Elle frétillait, vautrée dans son fauteuil rembourré, la gorge déployée, les cuisses resserrées sur une main convoiteuse. Lucius jouait de ses doigts dans une fente docile et apprivoisée, allant, venant, comme s’il travaillait son instrument. Et quelle joie ! Quelle volupté ! Cela faisait si longtemps qu’il n’avait senti des reins se creuser, des seins et des lèvres se gonfler avec tant de lascivité. La dernière fois, il s’en souvenait encore. C’était avant, bien avant Tempérance et sa population de cul-terreux et de vieillards édentés. Bien avant ce fichu prêtre et l’odeur de sainteté qui l’accompagnait. Que croyait cet imbécile ? Qu’il avait besoin de lui ? Allons bon ! Lucius possédait bien assez de cordes à son arc. Et cette catin de Boisseau pouvait bien suffire à ses projets.

Ah ! Geneviève ! La trentaine et jolie comme à vingt ! Les hanches larges et la bouche toute humide ! En un regard, elle était à lui. C’était le bouquet de sa honte et de sa douleur qui l’avait attiré dans l’église. La culpabilité suintait par tous ses pores, parfumant son aura d’une merveilleuse odeur de résipiscence. Elle avait permis au comte de se glisser dans les interstices de son esprit, d’y débusquer les horreurs qu’elle avait commises. Parce que Geneviève, autrefois, était une de ces femmes futiles ; une carrière d’infirmière interrompue par son mariage avec un homme gentil, au physique ingrat, mais oui, gentil. Et l’idiot n’avait rien vu, ou feignait de ne rien voir de la lassitude qui étreignait sa magnifique femme ; une lassitude qui la poussa à se rouler complaisamment dans la fange la plus luxuriante dès qu’il eut le dos tourné. Elle baisait, la bougresse ! Traîtresse et infidèle, rongée par l’ennui qui imprégnait la triste Tempérance. Elle baisait, sans imaginer que son ventre, par accident, pouvait y accueillir la vie. C’est qu’il n’avait pas grossi, ne s’était pas arrondi ! Il était resté plat durant des mois ! Et c’est seulement parce qu’elle se pensa prise par la diarrhée la plus aiguë qui soit qu’elle se traîna dans les toilettes pour expulser l’étron récalcitrant. Un étron qui s’accrocha, poussa un cri en tombant dans la cuvette et la laissa pantelante et moite de sueur, les jambes écartées au-dessus du fruit de ses entrailles.
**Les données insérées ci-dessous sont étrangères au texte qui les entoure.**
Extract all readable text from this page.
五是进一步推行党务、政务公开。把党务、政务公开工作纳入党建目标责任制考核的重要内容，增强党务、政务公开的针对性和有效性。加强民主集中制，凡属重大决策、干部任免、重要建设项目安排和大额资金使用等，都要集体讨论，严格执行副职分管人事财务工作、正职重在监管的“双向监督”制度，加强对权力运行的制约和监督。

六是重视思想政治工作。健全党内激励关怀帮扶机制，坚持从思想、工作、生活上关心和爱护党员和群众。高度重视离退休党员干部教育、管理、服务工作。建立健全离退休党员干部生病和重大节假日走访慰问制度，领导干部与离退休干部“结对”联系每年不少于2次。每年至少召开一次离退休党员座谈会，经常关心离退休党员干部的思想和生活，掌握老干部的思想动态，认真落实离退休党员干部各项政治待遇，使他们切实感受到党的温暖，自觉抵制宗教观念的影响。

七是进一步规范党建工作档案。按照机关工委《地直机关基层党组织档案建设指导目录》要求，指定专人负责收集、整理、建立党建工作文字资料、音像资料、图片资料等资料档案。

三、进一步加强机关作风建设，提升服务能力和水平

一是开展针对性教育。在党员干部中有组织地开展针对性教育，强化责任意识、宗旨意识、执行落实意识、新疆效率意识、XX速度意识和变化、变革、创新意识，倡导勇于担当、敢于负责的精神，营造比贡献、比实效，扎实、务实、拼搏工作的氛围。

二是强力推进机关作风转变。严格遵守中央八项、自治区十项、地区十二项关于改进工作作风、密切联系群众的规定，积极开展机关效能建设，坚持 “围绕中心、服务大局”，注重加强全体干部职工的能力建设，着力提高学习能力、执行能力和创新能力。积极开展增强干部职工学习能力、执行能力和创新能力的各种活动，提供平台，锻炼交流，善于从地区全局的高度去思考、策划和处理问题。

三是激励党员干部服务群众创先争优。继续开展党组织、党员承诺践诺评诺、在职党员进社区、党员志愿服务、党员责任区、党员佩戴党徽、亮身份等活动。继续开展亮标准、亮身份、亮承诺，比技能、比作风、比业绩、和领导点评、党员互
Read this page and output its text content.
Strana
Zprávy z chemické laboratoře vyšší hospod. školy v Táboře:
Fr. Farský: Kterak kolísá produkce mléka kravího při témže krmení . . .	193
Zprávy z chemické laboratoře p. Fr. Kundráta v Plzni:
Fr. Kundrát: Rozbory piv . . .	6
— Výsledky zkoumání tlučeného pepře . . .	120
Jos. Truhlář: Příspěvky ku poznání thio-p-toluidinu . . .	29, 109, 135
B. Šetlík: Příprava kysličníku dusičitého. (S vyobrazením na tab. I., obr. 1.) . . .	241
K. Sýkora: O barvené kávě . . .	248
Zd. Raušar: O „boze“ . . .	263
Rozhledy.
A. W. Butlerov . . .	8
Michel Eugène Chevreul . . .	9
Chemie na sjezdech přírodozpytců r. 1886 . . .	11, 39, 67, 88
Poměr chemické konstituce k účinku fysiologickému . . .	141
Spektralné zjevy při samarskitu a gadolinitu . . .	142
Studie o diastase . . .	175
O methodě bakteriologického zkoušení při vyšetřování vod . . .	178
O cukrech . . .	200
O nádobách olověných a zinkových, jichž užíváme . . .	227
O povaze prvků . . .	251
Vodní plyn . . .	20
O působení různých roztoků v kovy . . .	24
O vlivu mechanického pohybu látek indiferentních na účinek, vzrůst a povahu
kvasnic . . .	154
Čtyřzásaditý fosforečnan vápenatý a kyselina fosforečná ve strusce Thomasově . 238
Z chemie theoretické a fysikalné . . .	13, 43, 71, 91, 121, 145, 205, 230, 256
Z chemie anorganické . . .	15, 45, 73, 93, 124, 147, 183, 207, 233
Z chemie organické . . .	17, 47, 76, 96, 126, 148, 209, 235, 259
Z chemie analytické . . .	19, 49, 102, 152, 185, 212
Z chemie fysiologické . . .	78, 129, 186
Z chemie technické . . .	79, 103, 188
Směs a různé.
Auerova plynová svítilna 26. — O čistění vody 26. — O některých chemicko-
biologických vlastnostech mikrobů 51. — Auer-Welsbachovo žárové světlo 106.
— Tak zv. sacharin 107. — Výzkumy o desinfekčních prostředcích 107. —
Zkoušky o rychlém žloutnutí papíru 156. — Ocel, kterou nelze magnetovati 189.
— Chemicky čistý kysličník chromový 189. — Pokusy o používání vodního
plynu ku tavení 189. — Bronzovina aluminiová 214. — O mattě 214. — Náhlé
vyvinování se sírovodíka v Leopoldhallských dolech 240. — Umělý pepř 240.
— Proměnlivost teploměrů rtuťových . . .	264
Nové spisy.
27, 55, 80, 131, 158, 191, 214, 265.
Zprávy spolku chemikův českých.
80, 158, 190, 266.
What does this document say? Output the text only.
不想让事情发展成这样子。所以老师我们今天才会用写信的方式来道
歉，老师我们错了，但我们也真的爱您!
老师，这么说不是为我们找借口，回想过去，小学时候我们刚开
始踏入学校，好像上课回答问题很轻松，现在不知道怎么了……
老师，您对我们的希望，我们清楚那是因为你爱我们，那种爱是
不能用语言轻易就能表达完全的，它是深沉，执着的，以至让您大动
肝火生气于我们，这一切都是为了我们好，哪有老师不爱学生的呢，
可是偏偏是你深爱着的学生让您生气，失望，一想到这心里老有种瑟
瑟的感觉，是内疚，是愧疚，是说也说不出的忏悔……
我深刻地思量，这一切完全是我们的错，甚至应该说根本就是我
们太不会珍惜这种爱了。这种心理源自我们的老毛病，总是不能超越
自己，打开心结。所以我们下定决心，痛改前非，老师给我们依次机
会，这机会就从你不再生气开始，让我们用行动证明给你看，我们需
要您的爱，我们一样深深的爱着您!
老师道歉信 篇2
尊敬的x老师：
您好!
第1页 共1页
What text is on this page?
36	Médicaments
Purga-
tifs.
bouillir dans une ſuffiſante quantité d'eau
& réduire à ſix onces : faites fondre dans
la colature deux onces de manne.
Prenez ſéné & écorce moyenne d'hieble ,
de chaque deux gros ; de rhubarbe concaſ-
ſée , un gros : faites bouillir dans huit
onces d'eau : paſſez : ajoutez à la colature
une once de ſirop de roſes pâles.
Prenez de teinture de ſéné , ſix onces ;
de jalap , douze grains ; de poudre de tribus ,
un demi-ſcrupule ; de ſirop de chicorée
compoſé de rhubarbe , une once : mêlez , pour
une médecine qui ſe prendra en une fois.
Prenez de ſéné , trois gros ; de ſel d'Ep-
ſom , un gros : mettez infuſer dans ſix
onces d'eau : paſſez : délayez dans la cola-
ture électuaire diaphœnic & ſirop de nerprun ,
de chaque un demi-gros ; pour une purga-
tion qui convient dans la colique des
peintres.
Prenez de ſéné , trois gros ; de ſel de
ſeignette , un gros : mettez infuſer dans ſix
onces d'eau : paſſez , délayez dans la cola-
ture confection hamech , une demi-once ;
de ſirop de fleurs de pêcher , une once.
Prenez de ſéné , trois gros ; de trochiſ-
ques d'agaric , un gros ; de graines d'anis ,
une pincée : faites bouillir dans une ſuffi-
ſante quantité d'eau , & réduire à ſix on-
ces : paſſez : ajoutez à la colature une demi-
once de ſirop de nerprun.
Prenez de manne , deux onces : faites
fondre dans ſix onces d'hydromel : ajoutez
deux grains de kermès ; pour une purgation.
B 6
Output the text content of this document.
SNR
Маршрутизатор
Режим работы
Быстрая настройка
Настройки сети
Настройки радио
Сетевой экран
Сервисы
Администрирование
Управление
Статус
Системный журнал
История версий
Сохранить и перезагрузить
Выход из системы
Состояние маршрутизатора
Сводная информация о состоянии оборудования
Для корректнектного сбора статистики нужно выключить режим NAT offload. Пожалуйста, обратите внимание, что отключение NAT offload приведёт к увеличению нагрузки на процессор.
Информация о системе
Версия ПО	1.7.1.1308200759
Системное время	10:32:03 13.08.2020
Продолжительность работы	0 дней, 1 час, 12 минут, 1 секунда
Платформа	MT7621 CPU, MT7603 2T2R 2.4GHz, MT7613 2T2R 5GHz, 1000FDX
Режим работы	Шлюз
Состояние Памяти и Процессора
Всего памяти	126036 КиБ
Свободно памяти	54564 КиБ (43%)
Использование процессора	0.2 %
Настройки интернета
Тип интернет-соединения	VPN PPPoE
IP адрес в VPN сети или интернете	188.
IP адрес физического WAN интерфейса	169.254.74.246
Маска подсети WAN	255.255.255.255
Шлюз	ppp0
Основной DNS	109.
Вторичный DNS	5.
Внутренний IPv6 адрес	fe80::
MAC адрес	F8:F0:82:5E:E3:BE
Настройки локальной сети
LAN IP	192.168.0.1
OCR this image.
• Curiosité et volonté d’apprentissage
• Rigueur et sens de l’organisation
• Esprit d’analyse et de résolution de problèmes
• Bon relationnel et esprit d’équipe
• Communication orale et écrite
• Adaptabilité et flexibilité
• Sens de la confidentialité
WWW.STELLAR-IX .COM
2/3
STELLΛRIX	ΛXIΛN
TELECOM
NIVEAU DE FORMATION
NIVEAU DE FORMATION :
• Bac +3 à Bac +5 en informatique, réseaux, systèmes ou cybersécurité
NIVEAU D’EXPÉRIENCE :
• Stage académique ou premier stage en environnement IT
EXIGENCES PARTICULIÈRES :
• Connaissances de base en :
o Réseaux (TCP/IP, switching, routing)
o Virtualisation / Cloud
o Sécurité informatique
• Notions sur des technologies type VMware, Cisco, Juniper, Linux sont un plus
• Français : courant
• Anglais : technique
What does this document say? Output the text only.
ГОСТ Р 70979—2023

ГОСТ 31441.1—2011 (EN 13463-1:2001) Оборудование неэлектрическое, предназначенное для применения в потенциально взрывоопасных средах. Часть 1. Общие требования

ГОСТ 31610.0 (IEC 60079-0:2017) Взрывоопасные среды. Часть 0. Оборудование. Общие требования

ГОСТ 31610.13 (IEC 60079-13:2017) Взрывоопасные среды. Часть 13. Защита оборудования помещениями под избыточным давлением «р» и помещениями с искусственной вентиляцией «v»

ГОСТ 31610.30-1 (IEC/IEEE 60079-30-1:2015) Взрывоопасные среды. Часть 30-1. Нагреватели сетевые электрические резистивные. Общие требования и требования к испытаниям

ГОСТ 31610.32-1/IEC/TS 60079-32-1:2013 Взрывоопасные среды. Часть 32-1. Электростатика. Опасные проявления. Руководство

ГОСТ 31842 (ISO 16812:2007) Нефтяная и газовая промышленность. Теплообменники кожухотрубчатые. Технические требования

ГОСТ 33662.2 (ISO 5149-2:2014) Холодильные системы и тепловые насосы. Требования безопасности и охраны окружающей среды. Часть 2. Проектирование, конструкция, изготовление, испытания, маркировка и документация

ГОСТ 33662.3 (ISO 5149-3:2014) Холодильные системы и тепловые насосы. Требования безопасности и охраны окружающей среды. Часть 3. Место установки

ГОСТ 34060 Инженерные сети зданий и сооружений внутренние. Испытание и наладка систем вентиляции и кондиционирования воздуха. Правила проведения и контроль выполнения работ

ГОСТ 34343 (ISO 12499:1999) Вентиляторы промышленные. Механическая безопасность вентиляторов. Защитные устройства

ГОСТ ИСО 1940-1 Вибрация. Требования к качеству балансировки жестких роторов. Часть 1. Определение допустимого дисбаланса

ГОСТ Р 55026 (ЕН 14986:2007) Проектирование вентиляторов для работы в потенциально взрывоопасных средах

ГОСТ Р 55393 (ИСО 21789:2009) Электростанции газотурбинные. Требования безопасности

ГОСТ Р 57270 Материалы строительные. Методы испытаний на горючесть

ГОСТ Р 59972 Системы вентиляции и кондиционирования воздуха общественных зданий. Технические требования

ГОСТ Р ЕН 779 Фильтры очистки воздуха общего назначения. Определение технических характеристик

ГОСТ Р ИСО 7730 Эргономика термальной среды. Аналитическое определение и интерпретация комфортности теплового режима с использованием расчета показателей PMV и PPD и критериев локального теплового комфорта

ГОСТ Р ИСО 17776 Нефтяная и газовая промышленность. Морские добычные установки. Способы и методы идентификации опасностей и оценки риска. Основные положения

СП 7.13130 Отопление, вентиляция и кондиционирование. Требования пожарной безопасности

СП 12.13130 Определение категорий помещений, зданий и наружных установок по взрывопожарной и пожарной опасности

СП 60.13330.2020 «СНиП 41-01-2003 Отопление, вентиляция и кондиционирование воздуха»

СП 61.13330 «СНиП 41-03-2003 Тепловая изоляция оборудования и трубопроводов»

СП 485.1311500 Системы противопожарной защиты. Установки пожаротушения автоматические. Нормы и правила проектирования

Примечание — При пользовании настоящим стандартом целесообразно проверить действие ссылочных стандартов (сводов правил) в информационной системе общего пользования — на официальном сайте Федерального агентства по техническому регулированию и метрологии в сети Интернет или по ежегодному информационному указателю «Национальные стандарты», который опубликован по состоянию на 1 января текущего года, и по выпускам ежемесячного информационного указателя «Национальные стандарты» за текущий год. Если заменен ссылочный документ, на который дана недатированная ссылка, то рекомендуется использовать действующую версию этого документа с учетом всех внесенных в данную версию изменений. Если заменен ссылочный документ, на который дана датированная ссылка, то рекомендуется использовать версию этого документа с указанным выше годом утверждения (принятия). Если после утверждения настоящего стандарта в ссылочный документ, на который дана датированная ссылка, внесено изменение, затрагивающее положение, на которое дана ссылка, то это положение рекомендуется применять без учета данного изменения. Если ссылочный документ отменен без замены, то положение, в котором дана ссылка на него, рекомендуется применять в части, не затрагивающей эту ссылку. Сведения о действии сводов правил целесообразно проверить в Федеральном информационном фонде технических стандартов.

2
Quelque chose se rompit dans sa petite caboche décérébrée. Peut-être que son âme s’enfuit par sa chatte ce jour-là. Mais elle se rhabilla, raide comme un robot, attrapa la chose qui continuait de crier, et posa sa main sur l’ouverture d’où s’échappait le bruit. Elle pressa, juste assez fort, juste assez longtemps, pour que le silence redevienne loi. Elle ne tressaillit pas. Pas une seule fois. Et avança dans le dédale de la maison, le paquet inerte dans ses bras, pour sortir à l’air libre, se diriger vers la voiture et déposer son méfait dans le coffre.

Puis elle oublia. Ça ne s’était jamais passé. La vie reprit son cours durant quelques semaines. Mais la voiture de Monsieur Boisseau tomba en rade. Il emprunta la sienne, s’étonna de l’odeur de viande faisandée qui embaumait l’habitacle. Lorsqu’il sortit et découvrit le cadavre dans le coffre, ce fut un festival de dégueulis jaunâtre et acide et de sueur froide qui heurta le sol. Qu’avait-elle fait ? Qu’avait fait la belle Geneviève ? Oh, il eut des explications entre les cris et les pleurs. Il crut même être le père de l’insignifiante charogne. Mais il aimait Geneviève et la dénoncer était au-dessus de ses forces. Tout le village saurait. Les accusations la briseraient. Et lui traînerait sa honte comme Jésus sa croix. Il décida de l’aider : il prit la voiture et armé d’une pelle, s’enfonça dans la forêt qui s’étendait dans la vallée. Quand il se crut assez loin et à l’abri des regards, il sortit et creusa comme un bagnard. Un travail forcé qu’il assuma seul, ressassant et priant pour que jamais cet ignoble secret ne soit déterré.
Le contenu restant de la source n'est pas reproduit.